Not only do I want to challenge/question the myths promoted by monuments and memorials in public parks across the US, but I’m also interested in exploring how photography has been implicated in the promotion of privileged interpretations and manipulations of US history. I cover monuments with photographic prints, I enact traditional darkroom techniques like “burning” and “dodging” on site, and I create in-camera manipulations all with the goal to unsettle both story and document.
How do you balance autobiography and historical research through your practice?
I’ve always been interested in playing with landscape photographic assumptions and this project first began as I was attempting to photograph empty urban spaces. Instead I felt crowded out by the proliferation of large-than-life male bodies in the public urban landscape. There was no reflection of my story let alone attempt to grant it any space.
This remains the motivation behind the work: not to supplant a male mythos with female, but to generate and then guard space for a polyvocal experience.
How does Chicago specifically influence your interest in documenting narratives within urban environments?
What I love most about urban space is the layering of history and memory at every site. My partner and I just moved into a “new” apartment in a 105-year-old three flat. I love looking at the scuffed floorboards and thinking about how many others made this place their home over the years.

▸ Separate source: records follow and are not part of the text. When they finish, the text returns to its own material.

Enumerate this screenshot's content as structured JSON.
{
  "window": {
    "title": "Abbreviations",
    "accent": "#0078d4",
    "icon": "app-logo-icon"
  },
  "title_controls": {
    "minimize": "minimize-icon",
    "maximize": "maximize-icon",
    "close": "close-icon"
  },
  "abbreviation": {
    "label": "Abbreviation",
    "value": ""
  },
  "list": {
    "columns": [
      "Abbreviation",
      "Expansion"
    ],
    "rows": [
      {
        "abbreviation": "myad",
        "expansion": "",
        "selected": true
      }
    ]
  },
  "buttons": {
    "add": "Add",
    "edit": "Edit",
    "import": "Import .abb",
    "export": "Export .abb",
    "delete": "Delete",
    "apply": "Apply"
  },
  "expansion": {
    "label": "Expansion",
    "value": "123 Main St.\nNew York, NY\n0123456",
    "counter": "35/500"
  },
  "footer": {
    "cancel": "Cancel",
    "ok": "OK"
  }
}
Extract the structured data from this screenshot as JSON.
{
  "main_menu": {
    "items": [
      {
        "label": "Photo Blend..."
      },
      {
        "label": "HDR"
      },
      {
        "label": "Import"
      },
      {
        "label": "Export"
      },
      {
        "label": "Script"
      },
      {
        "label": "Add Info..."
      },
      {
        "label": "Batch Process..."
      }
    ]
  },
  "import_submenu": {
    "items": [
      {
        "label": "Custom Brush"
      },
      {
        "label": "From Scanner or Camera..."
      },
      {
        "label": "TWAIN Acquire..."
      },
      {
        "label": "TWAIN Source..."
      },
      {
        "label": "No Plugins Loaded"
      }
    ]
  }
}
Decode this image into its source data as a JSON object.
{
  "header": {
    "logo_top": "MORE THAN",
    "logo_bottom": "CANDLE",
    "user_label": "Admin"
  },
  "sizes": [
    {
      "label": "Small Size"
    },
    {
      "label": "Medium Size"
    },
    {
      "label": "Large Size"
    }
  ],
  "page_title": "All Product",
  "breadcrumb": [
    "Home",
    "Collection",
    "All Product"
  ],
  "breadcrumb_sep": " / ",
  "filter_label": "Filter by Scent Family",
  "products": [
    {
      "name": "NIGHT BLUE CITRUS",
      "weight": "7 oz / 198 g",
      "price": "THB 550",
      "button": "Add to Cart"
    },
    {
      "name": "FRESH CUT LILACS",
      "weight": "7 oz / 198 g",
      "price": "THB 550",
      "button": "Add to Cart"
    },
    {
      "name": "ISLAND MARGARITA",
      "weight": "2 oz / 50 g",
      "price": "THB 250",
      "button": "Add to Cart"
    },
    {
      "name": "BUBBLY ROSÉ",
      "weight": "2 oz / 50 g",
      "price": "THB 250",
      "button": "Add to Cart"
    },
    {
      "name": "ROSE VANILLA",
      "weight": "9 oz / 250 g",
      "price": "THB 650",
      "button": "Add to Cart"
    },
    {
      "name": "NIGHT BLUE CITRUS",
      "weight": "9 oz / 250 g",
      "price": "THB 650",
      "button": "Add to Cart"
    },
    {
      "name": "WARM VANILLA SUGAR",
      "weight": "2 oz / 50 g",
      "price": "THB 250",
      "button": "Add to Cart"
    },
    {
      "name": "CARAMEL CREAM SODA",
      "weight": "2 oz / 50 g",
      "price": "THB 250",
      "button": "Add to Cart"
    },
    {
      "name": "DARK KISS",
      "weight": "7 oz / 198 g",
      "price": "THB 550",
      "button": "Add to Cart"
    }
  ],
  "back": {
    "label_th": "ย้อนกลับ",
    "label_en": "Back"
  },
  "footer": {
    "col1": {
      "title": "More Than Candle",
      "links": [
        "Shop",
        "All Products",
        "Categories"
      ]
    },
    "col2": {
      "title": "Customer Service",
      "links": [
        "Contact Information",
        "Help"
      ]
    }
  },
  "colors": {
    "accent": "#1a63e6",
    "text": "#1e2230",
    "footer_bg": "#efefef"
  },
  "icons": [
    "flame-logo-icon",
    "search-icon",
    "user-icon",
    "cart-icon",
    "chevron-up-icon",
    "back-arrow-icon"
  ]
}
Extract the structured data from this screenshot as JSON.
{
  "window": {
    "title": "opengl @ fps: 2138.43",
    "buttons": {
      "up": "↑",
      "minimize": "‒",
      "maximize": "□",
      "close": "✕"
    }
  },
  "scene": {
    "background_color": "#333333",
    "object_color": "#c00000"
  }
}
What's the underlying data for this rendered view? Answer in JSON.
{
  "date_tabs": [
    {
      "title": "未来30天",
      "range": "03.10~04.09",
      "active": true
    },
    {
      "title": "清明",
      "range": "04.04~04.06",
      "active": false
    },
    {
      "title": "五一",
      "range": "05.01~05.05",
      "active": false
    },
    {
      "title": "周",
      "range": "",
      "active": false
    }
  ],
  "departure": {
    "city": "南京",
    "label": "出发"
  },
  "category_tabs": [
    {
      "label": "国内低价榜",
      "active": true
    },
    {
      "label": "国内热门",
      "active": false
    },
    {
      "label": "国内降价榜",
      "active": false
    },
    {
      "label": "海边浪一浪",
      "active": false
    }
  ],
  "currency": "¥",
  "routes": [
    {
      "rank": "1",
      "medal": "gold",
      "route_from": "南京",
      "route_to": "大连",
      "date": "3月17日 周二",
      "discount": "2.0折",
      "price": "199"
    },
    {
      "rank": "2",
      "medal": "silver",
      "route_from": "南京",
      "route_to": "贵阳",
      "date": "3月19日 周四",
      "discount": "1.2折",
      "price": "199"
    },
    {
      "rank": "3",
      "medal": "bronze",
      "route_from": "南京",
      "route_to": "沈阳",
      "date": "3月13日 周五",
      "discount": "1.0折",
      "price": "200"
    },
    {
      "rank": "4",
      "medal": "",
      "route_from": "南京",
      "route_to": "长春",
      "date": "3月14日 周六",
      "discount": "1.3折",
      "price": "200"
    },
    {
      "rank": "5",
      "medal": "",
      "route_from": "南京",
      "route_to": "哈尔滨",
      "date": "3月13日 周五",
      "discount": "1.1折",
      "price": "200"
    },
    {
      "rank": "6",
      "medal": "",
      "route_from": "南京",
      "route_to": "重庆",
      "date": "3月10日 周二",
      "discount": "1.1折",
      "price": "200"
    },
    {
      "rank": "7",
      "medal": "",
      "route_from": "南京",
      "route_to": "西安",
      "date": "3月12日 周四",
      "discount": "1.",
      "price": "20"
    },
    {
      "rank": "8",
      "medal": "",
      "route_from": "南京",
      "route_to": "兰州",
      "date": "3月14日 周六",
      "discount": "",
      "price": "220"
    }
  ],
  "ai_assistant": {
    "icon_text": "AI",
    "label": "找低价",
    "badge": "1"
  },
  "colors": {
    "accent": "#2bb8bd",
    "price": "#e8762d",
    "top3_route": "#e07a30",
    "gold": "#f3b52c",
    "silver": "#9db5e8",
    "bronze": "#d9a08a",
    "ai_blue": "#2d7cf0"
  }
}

Chicago and much of the Midwest hosts a number of contested markers and monuments – this is not just a Southern US problem. Chicago parks have 75 statues and monuments celebrating historic men but not a single statue or bust of a historically significant woman in any of the city’s 580 parks.
So, there’s work to do here and I’m deeply inspired by other artists in Chicago also working with urban space and counter narratives – people like Bethany Collins, Ashley Freeby, Jenny Kendler, and Amanda Williams.
What will you be working on during your residency at LATITUDE?
I plan to do a lot of scanning and printing for several upcoming exhibitions. Additionally, I am excited to print and install some new work at contested sites around the city.
When out of your studio, what can you be found doing?
I’m generally pretty terrible at showing up to art openings (too shy) but love surprising the sleepy gallery attendant first thing the next morning. After I get my art fix, I’m likely looking for the best cinnamon bun in Chicago, biking the 606, or volunteering at PAWS Chicago.
What are you currently reading, watching, and/or listening to?
Currently watching: The Chef’s Table on Netflix (maybe one day I’ll learn to cook for myself?)
Currently listening to: Over My Dead Body (Nothing gets me through hours of de-dusting negs like a creepy true-crime podcast!)